Ce sera à notre base de définir cela. Le mot opposition lui fait peur pour l’instant, car il implique un changement de politique, l’abandon d’un système de concordance pour faire place à un système de coalition. Je pense que cela prendra du temps. Mais pour l’heure il faudra en tout cas renforcer notre action face à ce gouvernement et ce parlement dans lesquels la gauche prétend endosser les responsabilités. Nous serons là pour contrôler et critiquer le travail du gouvernement!
C’est-à-dire…
Les problèmes sont à notre porte. On ne va plus pouvoir faire croire qu’il n’y a pas des problèmes avec les assurances sociales, avec l’asile, avec la libre-circulation – et avec – l’Union européenne.
Ueli Maurer devrait-il quitter le gouvernement ?
Personnellement je ne le crois pas, mais le parti décidera. Ueli Maurer a fait un très bon travail au sein du Département de la défense, il a corrigé la mauvaise direction qui avait été prise ces dernières années. Ce ne serait pas très conséquent qu’il abandonne cela, même si la concordance est brisée et qu’on nous refuse nos droits. Si l’UDC est si détestée, c’est parce qu’elle a raison et perce qu’elle contrôle les autres partis.

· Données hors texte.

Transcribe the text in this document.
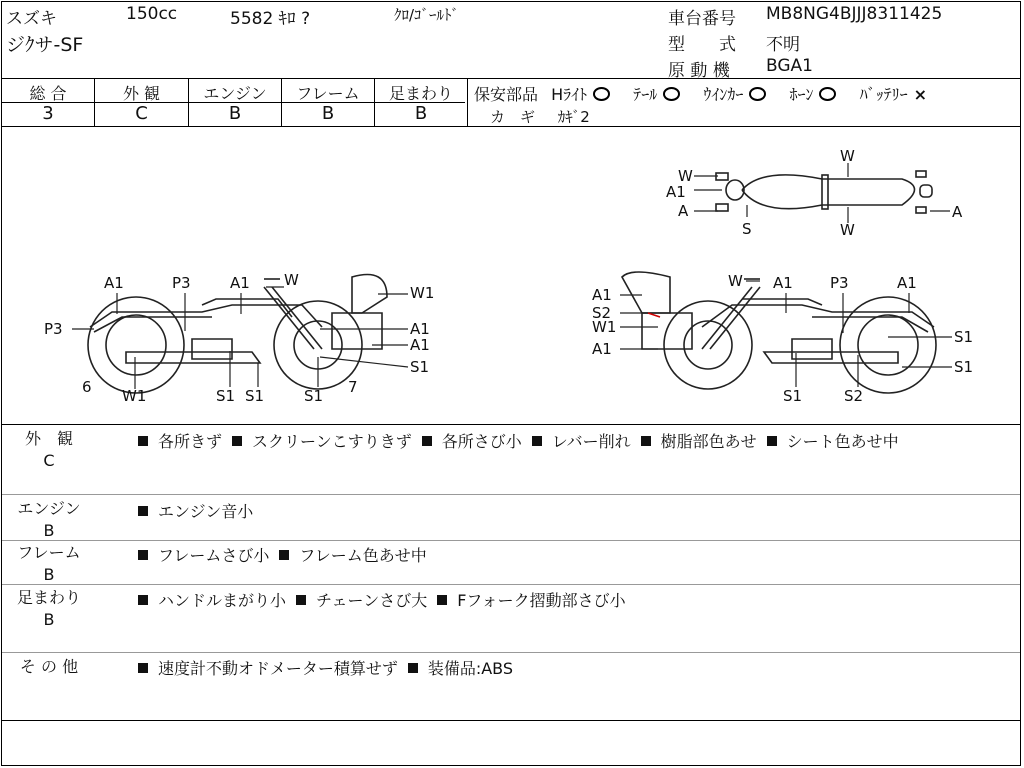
スズキ	150cc	5582 ｷﾛ ?	ｸﾛ/ｺﾞｰﾙﾄﾞ
ジｸサ-SF
車台番号 MB8NG4BJJJ8311425
型　　式 不明
原 動 機 BGA1
総 合	外 観	エンジン	フレーム	足まわり
3	C	B	B	B
保安部品 Hﾗｲﾄ	ﾃｰﾙ	ｳｲﾝｶｰ	ﾎｰﾝ	ﾊﾞｯﾃﾘｰ ×
カ　ギ ｶｷﾞ2
W
A1
A
S
W
W
A
A1	P3	A1 W
W1
P3	A1
A1
S1
6 W1	S1 S1	S1 7
W A1 P3	A1
A1
S2
W1
A1
S1
S1
S1	S2
外　観
C
各所きず スクリーンこすりきず 各所さび小 レバー削れ 樹脂部色あせ シート色あせ中
エンジン
B
エンジン音小
フレーム
B
フレームさび小 フレーム色あせ中
足まわり
B
ハンドルまがり小 チェーンさび大 Fフォーク摺動部さび小
そ の 他	速度計不動オドメーター積算せず 装備品:ABS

Elle dit avoir raison, mais pour la première fois elle perd. Comment allez-vous corriger cette nouvelle image ?
Il n’y pas d’image à corriger, mais plutôt nos erreurs. Nous en avons fait et nous avons perdu, mais cela était inévitable après avoir gagné pendant vingt ans. Nous allons discuter, débattre, dire ce que nous avons tous sur le cœur et je m’en réjouis. Il n’y a rien de plus ennuyeux et néfaste que l’harmonie, dans un parti comme dans un couple. Le débat et la confrontation sont indispensables.
Et débat il y a aura, puisqu’une frange de votre parti commence à se plaindre du triple B (Blocher, Brunner, Baader). Vous commencez à lasser vos troupes ?
A l’UDC, nous sommes libres de nos opinions. Tant mieux si une nouvelle génération pense pouvoir faire mieux. Nous sommes ouverts à toute bonne proposition et solution. J’aime débattre avec les gens, pour autant qu’ils aient des arguments, et qui ils fassent mieux.
N’est-ce pas finalement parce que vous financez votre parti, qu’on n’ose pas vous remettre en question vous et votre omnipotence?
Je n’ai jamais donné un seul franc au parti directement. Mais il est vrai que j’aide à financier des campagnes de votation. Pourtant, ma force ne vient pas de mon argent, mais de mes convictions et d’arguments solides.
Les libéraux radicaux estiment qu’en attaquant le siège de Johann Schneider-Ammann, vous avez brisé le lien de confiance qui unissait les deux partis. Que va-t-il se passer à présent ?
Vous savez, notre histoire d’amour avec le PLR était déjà terminée bien avant mercredi. À Saint Gall, les membres du PLR ont soutenu contre nous Paul Rechsteiner, un communiste. Ils ont fait cause commune avec le socialiste Hans Stöckli à Berne. Dans certains cantons, le PLR est devenu une secte et ne sait plus qui il représente. Nous aurions pu gagner ensemble, mais les libéraux-radicaux ont choisi une autre voie. Le PLR est maintenant partie intégrante du gouvernement de centre-gauche, pas nous.